1. Why is the Ethical Tea Partnership joining the Better Than Cash Alliance?
Jenny Costelloe: Our work at the Ethical Tea Partnership (ETP) is centered around improving the lives and livelihoods of tea workers and farmers so that we have a thriving tea industry that is socially just and environmentally sustainable. We work hand in hand with the private sector, governments, and civil society to overcome some of the complex issues farmers and tea workers face.
We are joining the United Nations-based Better Than Cash Alliance (the Alliance) because there is clear evidence that responsible digital payments help promote growth, boost productivity, and improve the livelihoods of smallholder farmers and tea estate employees in the supply chain. Moving away from cash helps advance the Sustainable Development Goals.
Our membership to the Alliance signifies a strong commitment to support ongoing digitisation initiatives in the tea sector, ensuring responsible practices are followed. Crucially, we’re prioritising that women, who make up most of the tea workers and farmers, can fully reap the benefits of digital financial inclusion.
2. How does this partnership fit into ETP’s Strategy2030 for a thriving tea industry that is socially just and environmentally sustainable?
Jenny: This partnership is aligned with the vision of Strategy2030. Our focus is working with companies to create transformational change for tea communities as we address the most pressing issues under three impact domains: economics, environment and equality.
One of the foundations of this strategy is a deep belief that sharing best practices and learnings is core to successfully deliver projects, business pilots and impact policy development within the countries.
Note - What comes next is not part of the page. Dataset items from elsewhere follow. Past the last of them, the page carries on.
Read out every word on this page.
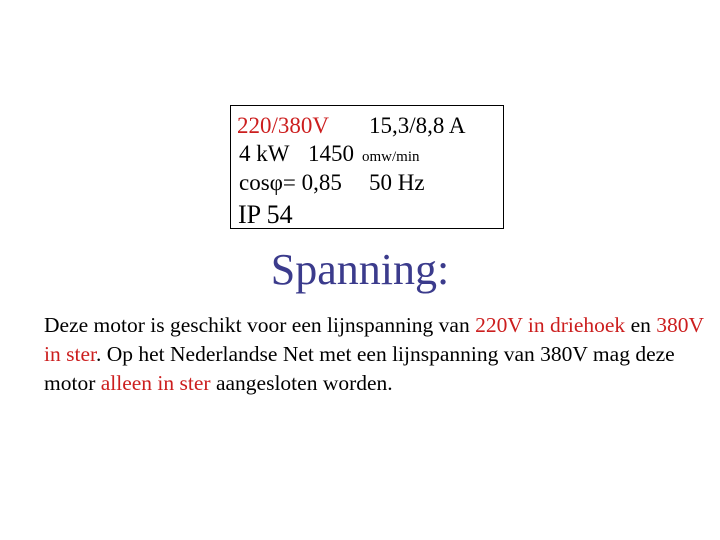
220/380V 15,3/8,8 A
4 kW 1450 omw/min
cosφ= 0,85 50 Hz
IP 54
Spanning:
Deze motor is geschikt voor een lijnspanning van 220V in driehoek en 380V in ster. Op het Nederlandse Net met een lijnspanning van 380V mag deze motor alleen in ster aangesloten worden.
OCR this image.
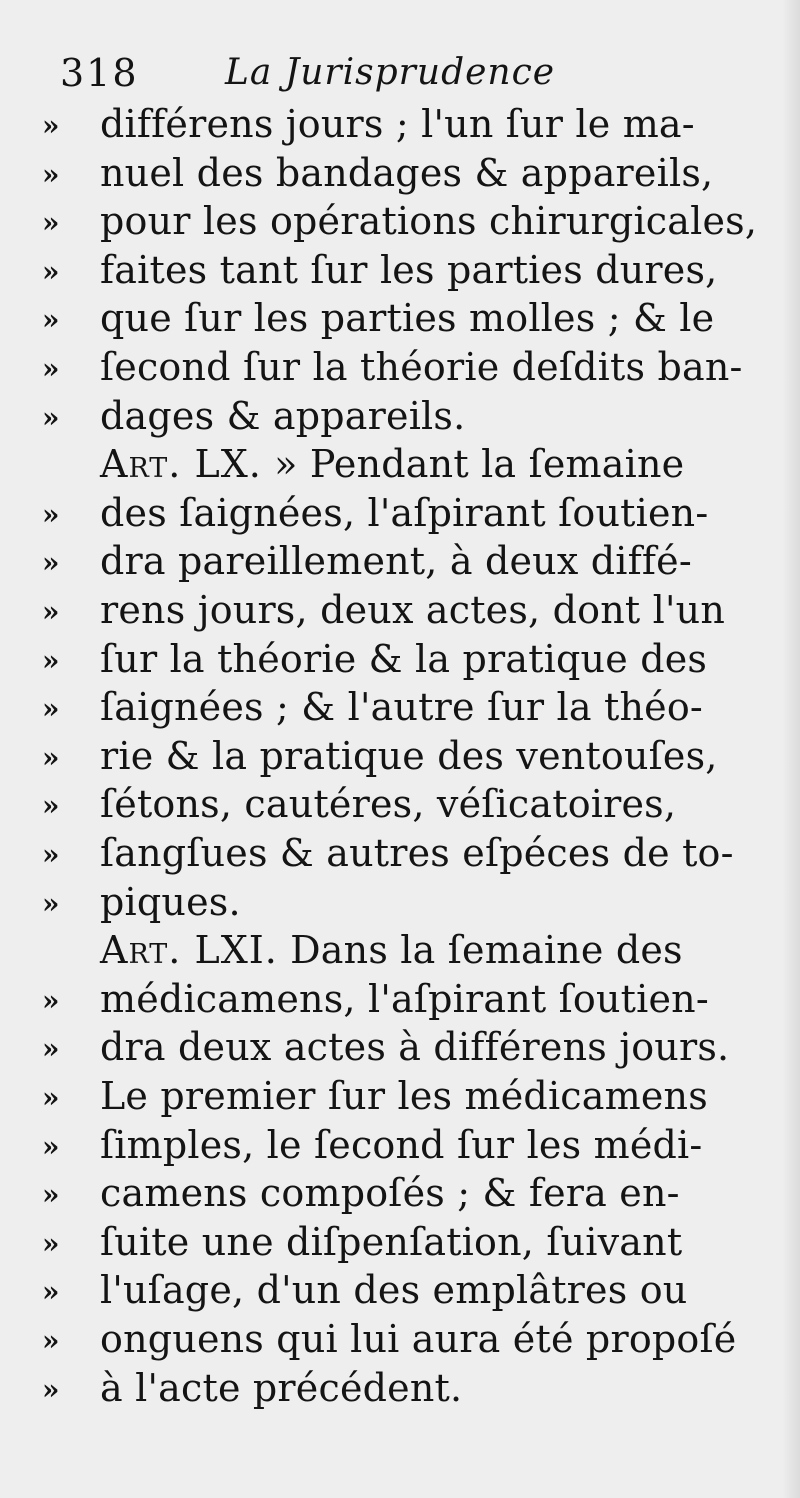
318 La Jurisprudence
»	différens jours ; l'un ſur le ma-
»	nuel des bandages & appareils,
»	pour les opérations chirurgicales,
»	faites tant ſur les parties dures,
»	que ſur les parties molles ; & le
»	ſecond ſur la théorie deſdits ban-
»	dages & appareils.
Art. LX. » Pendant la ſemaine
»	des ſaignées, l'aſpirant ſoutien-
»	dra pareillement, à deux diffé-
»	rens jours, deux actes, dont l'un
»	ſur la théorie & la pratique des
»	ſaignées ; & l'autre ſur la théo-
»	rie & la pratique des ventouſes,
»	ſétons, cautéres, véſicatoires,
»	ſangſues & autres eſpéces de to-
»	piques.
Art. LXI. Dans la ſemaine des
»	médicamens, l'aſpirant ſoutien-
»	dra deux actes à différens jours.
»	Le premier ſur les médicamens
»	ſimples, le ſecond ſur les médi-
»	camens compoſés ; & fera en-
»	ſuite une diſpenſation, ſuivant
»	l'uſage, d'un des emplâtres ou
»	onguens qui lui aura été propoſé
»	à l'acte précédent.
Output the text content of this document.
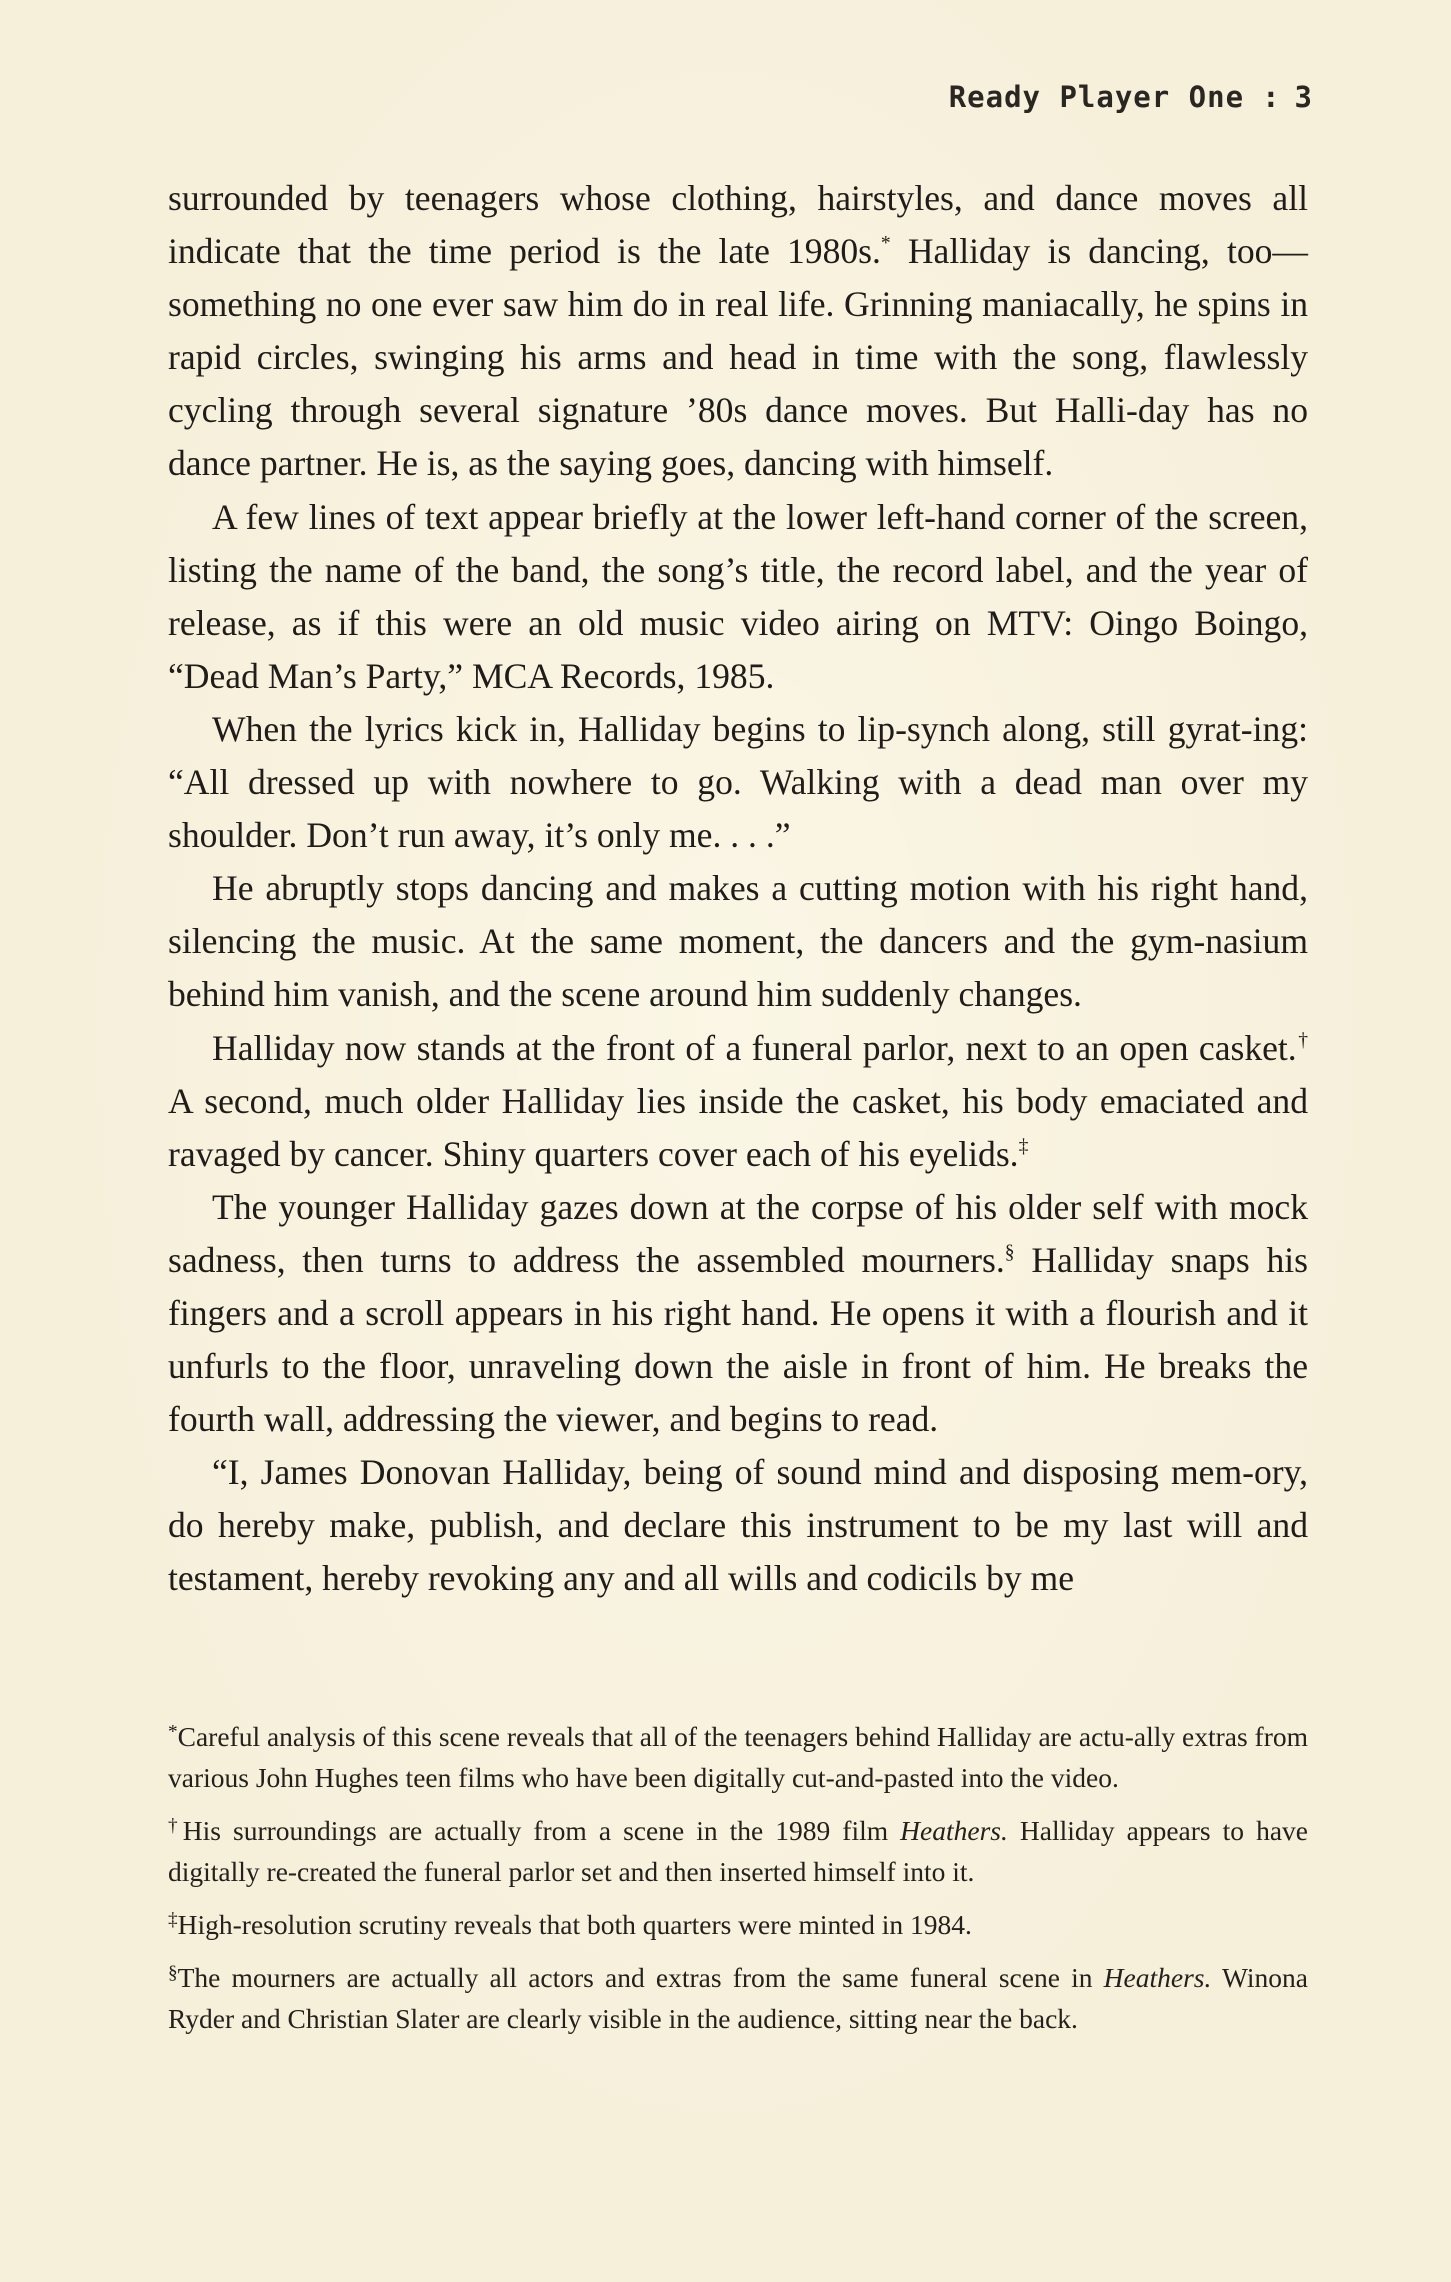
Ready Player One : 3

surrounded by teenagers whose clothing, hairstyles, and dance moves all indicate that the time period is the late 1980s.* Halliday is dancing, too—something no one ever saw him do in real life. Grinning maniacally, he spins in rapid circles, swinging his arms and head in time with the song, flawlessly cycling through several signature ’80s dance moves. But Halli-day has no dance partner. He is, as the saying goes, dancing with himself.

A few lines of text appear briefly at the lower left-hand corner of the screen, listing the name of the band, the song’s title, the record label, and the year of release, as if this were an old music video airing on MTV: Oingo Boingo, “Dead Man’s Party,” MCA Records, 1985.

When the lyrics kick in, Halliday begins to lip-synch along, still gyrat-ing: “All dressed up with nowhere to go. Walking with a dead man over my shoulder. Don’t run away, it’s only me. . . .”

He abruptly stops dancing and makes a cutting motion with his right hand, silencing the music. At the same moment, the dancers and the gym-nasium behind him vanish, and the scene around him suddenly changes.

Halliday now stands at the front of a funeral parlor, next to an open casket.† A second, much older Halliday lies inside the casket, his body emaciated and ravaged by cancer. Shiny quarters cover each of his eyelids.‡

The younger Halliday gazes down at the corpse of his older self with mock sadness, then turns to address the assembled mourners.§ Halliday snaps his fingers and a scroll appears in his right hand. He opens it with a flourish and it unfurls to the floor, unraveling down the aisle in front of him. He breaks the fourth wall, addressing the viewer, and begins to read.

“I, James Donovan Halliday, being of sound mind and disposing mem-ory, do hereby make, publish, and declare this instrument to be my last will and testament, hereby revoking any and all wills and codicils by me

*Careful analysis of this scene reveals that all of the teenagers behind Halliday are actu-ally extras from various John Hughes teen films who have been digitally cut-and-pasted into the video.

†His surroundings are actually from a scene in the 1989 film Heathers. Halliday appears to have digitally re-created the funeral parlor set and then inserted himself into it.

‡High-resolution scrutiny reveals that both quarters were minted in 1984.

§The mourners are actually all actors and extras from the same funeral scene in Heathers. Winona Ryder and Christian Slater are clearly visible in the audience, sitting near the back.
Through the research with the Alliance, ETP is well-positioned to disseminate knowledge on how digitising payments can benefit both companies and tea workers, but more importantly how to deliver this responsibly and at scale for the tea industry.
3. How do you see digital payments improving the lives of women in the tea sector?
Liberal Seburikoko: Women make up a large proportion of the workforce in many tea growing countries and wage payments are often made in cash.
Workers who receive cash payments are often part of the 1.7 billion excluded from the formal financial sector.